Republicans fear that provision could be an invitation to commit massive amounts of fraud, and are likewise concerned about the apportionment of funds.
However, Republicans are also well aware of the game Senate Democrats are playing and the risk of being seen as obstructionist and antagonistic toward women, minorities, and the middle class.
“This strategy is a cynical attempt to smear Republicans while distracting from the fact that their only solutions for the nation’s biggest problems are ones that Americans wholeheartedly reject,” a Republican congressional aide explained to TheDC.
The Democratic tactics have not been lost on the GOP leadership, either.
“At a moment of economic crisis, the number 3 Democrat in Senate, the Democrat in charge of strategy over there, is sitting up at night trying to figure out a way to create an issue where there isn’t one — not to help solve our nation’s problems, but to help Democrats get reelected,” said Senate Minority Leader Mitch McConnell in a floor speech Thursday, in reference to Schumer.
Alabama Republican Sen. Jeff Sessions also blasted Senate Democrats on the Senate floor Wednesday for avoiding serious issues to play political games. He argued that Democrats are the ones distracting the American people away from the real issues of the day.
“[Senate Democrats] don’t want to talk about the things that are needed for this country, one of them is a budget. It has been over 1,000 days since this Congress passed a budget. Why aren’t we spending time on that?” Sessions said, recalling that Majority Leader Harry Reid said that he would not bring a budget to the floor this year.
“This country has never needed a budget more than it needs it today—never.”
Arizona Republican Sen. Jon Kyl told CNN Thursday that while nobody opposes the reauthorization of VAWA, the add-ons to the legislation have Republicans concerned.
“If you follow the Judiciary Committee work on it, the questions had to do with the additions that have been made to this bill related to illegal immigrant visas, related to the additional sums of money and grants that would be available and the like,” he said, adding that with budget constraints the goal is to pass an operational bill.
Since its initial passage in 1994, VAWA has remained in effect through both Republican and Democratic congresses.
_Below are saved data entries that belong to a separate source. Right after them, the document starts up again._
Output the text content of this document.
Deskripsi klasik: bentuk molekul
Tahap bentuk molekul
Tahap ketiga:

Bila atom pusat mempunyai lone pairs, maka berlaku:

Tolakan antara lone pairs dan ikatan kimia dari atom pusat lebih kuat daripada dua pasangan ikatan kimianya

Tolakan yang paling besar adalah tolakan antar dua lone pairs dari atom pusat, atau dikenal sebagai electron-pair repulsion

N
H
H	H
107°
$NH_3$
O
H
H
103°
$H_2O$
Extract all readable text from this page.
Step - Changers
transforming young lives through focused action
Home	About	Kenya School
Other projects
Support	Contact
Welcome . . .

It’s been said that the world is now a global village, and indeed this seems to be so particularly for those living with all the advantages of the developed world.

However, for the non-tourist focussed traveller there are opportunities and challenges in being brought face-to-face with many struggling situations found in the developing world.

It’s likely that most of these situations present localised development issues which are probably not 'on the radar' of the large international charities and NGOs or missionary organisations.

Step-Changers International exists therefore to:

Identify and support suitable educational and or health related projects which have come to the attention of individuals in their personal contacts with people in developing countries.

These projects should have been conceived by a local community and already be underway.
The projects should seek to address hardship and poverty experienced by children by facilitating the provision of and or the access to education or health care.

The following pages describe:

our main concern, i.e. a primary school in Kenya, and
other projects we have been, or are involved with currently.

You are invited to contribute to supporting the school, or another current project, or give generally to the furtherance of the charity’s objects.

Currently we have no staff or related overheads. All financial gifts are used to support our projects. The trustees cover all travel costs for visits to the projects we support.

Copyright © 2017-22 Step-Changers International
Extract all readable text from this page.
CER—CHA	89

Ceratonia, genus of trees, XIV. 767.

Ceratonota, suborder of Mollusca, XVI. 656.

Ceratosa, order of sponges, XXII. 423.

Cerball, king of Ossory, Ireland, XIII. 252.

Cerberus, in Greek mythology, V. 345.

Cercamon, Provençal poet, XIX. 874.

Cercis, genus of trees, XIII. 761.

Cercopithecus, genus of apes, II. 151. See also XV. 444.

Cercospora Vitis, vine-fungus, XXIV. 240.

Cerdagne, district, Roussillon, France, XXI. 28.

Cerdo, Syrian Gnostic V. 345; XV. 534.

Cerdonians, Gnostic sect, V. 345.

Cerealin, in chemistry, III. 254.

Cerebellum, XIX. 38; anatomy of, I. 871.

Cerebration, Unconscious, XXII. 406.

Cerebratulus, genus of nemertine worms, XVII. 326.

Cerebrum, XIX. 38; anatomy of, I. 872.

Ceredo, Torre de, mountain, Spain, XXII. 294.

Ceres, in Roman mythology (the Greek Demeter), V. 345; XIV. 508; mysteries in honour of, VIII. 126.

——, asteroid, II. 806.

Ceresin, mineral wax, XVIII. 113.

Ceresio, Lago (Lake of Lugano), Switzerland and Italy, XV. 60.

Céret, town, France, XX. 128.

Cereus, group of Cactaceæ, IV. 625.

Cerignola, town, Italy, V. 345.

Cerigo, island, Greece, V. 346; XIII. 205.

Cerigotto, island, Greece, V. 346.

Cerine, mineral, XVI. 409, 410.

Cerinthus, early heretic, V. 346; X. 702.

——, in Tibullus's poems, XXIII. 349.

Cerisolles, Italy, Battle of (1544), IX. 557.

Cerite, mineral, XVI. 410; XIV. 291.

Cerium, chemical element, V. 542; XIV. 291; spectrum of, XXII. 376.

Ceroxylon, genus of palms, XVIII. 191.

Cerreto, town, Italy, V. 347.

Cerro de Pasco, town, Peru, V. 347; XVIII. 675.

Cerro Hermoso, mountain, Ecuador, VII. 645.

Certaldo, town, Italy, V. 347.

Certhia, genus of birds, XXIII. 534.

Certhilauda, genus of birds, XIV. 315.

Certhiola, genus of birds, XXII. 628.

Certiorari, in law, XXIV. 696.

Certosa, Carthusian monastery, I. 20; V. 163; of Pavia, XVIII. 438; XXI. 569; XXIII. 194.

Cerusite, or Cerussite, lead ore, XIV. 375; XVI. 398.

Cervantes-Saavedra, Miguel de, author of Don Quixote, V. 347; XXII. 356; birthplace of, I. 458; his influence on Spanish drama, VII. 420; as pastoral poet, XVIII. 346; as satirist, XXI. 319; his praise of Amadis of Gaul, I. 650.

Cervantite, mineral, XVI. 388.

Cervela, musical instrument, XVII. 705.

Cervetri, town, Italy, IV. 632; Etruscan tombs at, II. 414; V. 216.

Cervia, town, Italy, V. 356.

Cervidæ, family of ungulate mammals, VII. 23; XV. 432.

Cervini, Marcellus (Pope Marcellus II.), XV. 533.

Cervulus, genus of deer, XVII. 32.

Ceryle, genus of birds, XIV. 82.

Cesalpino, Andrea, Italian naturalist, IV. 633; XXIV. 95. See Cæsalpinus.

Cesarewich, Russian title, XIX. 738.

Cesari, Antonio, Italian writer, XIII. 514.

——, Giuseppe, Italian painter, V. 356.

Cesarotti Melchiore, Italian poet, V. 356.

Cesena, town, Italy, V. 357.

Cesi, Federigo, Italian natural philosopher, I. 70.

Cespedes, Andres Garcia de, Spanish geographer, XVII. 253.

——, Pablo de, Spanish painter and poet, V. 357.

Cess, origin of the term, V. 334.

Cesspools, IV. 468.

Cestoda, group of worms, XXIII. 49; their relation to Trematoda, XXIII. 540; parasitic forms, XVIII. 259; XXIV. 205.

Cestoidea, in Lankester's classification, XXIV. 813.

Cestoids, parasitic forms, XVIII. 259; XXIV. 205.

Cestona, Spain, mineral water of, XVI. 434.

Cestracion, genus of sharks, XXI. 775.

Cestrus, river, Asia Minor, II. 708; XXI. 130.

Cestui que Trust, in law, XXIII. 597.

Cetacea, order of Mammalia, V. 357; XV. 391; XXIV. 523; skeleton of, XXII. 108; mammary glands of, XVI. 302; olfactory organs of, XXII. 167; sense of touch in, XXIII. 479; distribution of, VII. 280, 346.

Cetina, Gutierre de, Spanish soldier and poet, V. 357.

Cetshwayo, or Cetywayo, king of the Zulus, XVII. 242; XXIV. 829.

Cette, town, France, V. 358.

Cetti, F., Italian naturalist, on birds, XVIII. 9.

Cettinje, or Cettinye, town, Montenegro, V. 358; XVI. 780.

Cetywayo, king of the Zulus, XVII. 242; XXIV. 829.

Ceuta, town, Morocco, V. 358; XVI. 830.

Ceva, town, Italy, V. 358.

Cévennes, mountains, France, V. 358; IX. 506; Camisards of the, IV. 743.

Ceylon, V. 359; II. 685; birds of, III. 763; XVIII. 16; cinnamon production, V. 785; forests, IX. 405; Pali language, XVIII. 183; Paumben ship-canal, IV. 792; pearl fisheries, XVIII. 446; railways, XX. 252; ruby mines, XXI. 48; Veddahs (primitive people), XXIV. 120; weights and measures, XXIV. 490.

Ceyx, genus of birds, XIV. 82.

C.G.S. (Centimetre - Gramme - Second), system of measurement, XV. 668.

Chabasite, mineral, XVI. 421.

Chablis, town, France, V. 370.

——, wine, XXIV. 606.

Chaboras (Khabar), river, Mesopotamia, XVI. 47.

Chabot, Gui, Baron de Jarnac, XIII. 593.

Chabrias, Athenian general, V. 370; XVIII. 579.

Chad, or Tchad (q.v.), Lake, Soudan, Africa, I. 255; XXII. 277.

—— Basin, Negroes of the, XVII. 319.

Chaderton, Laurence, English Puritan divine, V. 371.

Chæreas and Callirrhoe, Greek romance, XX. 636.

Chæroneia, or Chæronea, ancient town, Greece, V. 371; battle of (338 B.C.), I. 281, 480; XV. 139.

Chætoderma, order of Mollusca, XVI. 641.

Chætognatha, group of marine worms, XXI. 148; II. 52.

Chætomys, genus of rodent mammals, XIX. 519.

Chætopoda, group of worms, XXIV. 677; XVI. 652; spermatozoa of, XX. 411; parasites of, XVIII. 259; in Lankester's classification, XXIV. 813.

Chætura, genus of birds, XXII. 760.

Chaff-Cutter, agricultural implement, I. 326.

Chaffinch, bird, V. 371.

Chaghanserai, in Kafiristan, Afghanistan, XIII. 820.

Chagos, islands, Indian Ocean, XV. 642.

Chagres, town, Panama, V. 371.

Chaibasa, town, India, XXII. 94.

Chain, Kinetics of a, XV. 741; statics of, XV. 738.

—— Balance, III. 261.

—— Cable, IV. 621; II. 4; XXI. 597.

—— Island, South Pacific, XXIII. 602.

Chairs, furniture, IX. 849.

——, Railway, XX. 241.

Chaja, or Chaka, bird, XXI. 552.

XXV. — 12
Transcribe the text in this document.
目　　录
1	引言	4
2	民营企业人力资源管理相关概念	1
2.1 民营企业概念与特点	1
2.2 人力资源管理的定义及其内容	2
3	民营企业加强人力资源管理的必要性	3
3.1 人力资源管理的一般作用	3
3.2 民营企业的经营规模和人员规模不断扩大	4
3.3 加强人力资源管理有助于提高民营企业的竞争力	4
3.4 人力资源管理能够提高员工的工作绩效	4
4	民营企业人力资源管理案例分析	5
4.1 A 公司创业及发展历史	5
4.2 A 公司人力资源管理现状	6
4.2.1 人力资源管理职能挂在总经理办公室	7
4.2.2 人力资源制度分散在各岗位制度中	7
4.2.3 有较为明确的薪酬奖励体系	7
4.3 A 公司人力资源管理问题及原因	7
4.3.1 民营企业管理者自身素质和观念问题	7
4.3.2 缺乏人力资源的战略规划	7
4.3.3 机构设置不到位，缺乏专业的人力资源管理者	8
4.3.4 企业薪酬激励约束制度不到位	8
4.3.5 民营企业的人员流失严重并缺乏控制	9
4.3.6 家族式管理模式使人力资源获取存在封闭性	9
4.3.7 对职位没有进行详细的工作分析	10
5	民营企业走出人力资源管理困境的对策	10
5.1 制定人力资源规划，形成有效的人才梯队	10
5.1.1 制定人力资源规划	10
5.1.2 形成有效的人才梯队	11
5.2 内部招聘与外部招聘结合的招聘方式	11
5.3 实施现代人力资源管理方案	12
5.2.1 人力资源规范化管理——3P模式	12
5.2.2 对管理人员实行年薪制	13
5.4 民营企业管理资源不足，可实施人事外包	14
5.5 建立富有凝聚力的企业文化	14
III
Unlike that last reauthorization in 1996, however, this most recent iteration, sponsored by Democratic Senate Judiciary Chairman Patrick Leahy, includes provisions never before contained in VAWA.
Iowa Republican Sen. Charles Grassley introduced his own bill without the controversial mandates. Democrats rejected Grassley’s bill, and Leahy’s passed committee last month in a party-line vote.
Though Republicans may shout they are not anti-woman or obstructionist, Democrats are already using the caricature to fund raise, according to CNN.
Grassley explained in a statement Thursday that Republicans just want their alternative heard.
“No doubt we need to consider the VAWA bill at the appropriate time, but there must be a fair process that includes consideration of our alternative that ensures more money goes to victims rather than bureaucrats and helps root out more of the well-documented fraud in the program,” he said. “The Republican leadership has no intention of blocking fair consideration of this bill.”
But despite Republican shouts, the “war on women” narrative continues moves forward.
“I really resent the implication by some of my Democratic friends that if you’re trying to improve the bill that somehow you are for violence against women,” added Kyl. “That’s reprehensible.”